Professor Debi Ashenden, Associate Professor Hung Nguyen and Associate Professor Damith Ranasinghe from the University’s School of Computer Science, have signed agreements with the Australian Government’s Defence Science and Technology Group (DSTG). All three researchers are from the University of Adelaide’s School of Computer Science.
Professor Michael Webb is Director of the Defence and Security Institute (DSI) and Academic Coordinator for Defence, Cyber and Space at the University of Adelaide.
“The University of Adelaide has signed four research agreements with DST NGTF out of the 11 that have been given the go-ahead nationally. Projects such as these that help keep Australia safe and enable our researchers to collaborate with like-minded organisations at the highest levels,” he said.
Professor Ashenden holds the DST Group-University of Adelaide Joint Chair in Cyber Security. Her project is part of DSTG’s Next Generation Technology (NGT) Cyber Call 2020 – Fusing Behavioural Science and Cyber Deception – Fighting Wars from Inside Machines.

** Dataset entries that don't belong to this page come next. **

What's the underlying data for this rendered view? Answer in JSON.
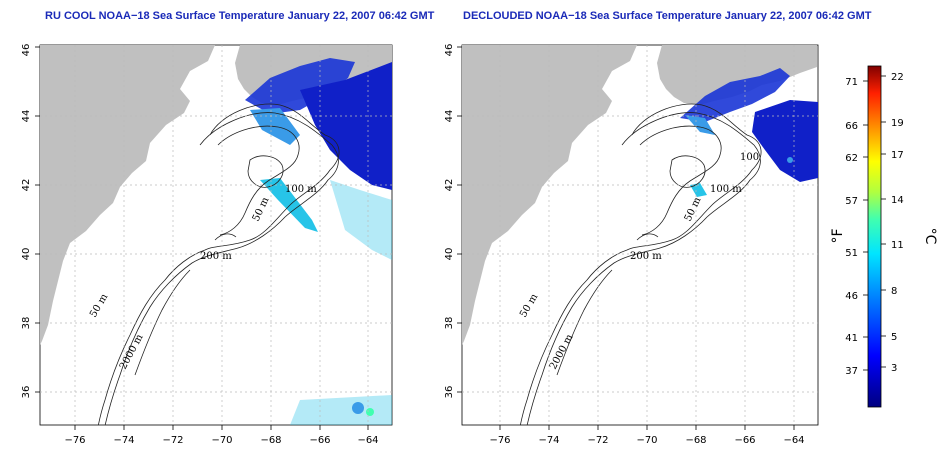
{
  "panels": [
    {
      "title": "RU COOL NOAA−18 Sea Surface Temperature January 22, 2007 06:42 GMT",
      "contour_labels": [
        "100 m",
        "50 m",
        "200 m",
        "50 m",
        "2000 m"
      ]
    },
    {
      "title": "DECLOUDED NOAA−18 Sea Surface Temperature January 22, 2007 06:42 GMT",
      "contour_labels": [
        "100",
        "100 m",
        "50 m",
        "200 m",
        "50 m",
        "2000 m"
      ]
    }
  ],
  "axes": {
    "latitude_ticks": [
      "36",
      "38",
      "40",
      "42",
      "44",
      "46"
    ],
    "longitude_ticks": [
      "−76",
      "−74",
      "−72",
      "−70",
      "−68",
      "−66",
      "−64"
    ],
    "lat_range": [
      35,
      46
    ],
    "lon_range": [
      -77,
      -63
    ]
  },
  "colorbar": {
    "fahrenheit_label": "°F",
    "celsius_label": "°C",
    "fahrenheit_ticks": [
      "71",
      "66",
      "62",
      "57",
      "51",
      "46",
      "41",
      "37"
    ],
    "celsius_ticks": [
      "22",
      "19",
      "17",
      "14",
      "11",
      "8",
      "5",
      "3"
    ]
  },
  "colors": {
    "title": "#1a2ab8",
    "land": "#c0c0c0",
    "ocean": "#ffffff",
    "grid": "#bbbbbb",
    "sst_cold": "#1a35d6",
    "sst_mid": "#27c4e8"
  }
}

“My project aims to fuse behavioural research on deception with cyber deception technology, artificial intelligence and machine learning (AI/ML),” she said.
“Our intention is to develop cyber deception threat models and effects that integrate behavioural science with technology alongside a toolkit that will assist in delivering novel cyber deception effects. We will explore the limits of how AI and ML methods can improve and automate cyber deception.”
“The research will build a sovereign capability with the aim of increasing operational advantage to Australian Defence.
Professor Ashenden’s project will forge a new research partnership between DST Group, Australian-based cyber technology company Penten, Deakin University’s Applied Artificial Intelligence Institute (A2I2), and the UK’s National Cyber Deception Lab.
Associate Professor Nguyen leads the Defence, Cyber and Space theme in the Faculty of Engineering, Computer and Mathematical Sciences.
“Network configuration inconsistencies in computers, such as policy conflicts, are a common occurrence and they can, and do, leave networks open to cyber-attacks,” he said.
“This three-year research program will develop methods that aim to address the challenge of the overwhelming complexity in managing network configurations and security.
“Our solutions will build on the formal metagraph abstraction that we developed at the University of Adelaide and will help significantly reduce the attack surface on Australian critical infrastructure.”
The research will provide Australian defence and industry with a unique cyber assurance capability through a new research partnership led by the University of Adelaide with DST Group and leading provider of communication and networking technologies, Cisco Systems Australia.
Associate Professor Ranasinghe works in the field of pervasive computing and machine learning. He will lead two projects that will continue his work in developing wearable sensor technologies and machine learning algorithms to understand the data gathered from them. His work has medical and defence applications.
“Batteryless wearables can potentially disappear into clothing or be as thin, low cost and disposable as a band aid or may even operate for a long time through simple subdermal implants that not only monitor activities but also other physiological conditions in real time,” he said.
The University of Adelaide is one of the most research-intensive universities in Australia. It is ranked in the top one per cent worldwide and its researchers work to find innovative solutions to real-world problems and industry challenges.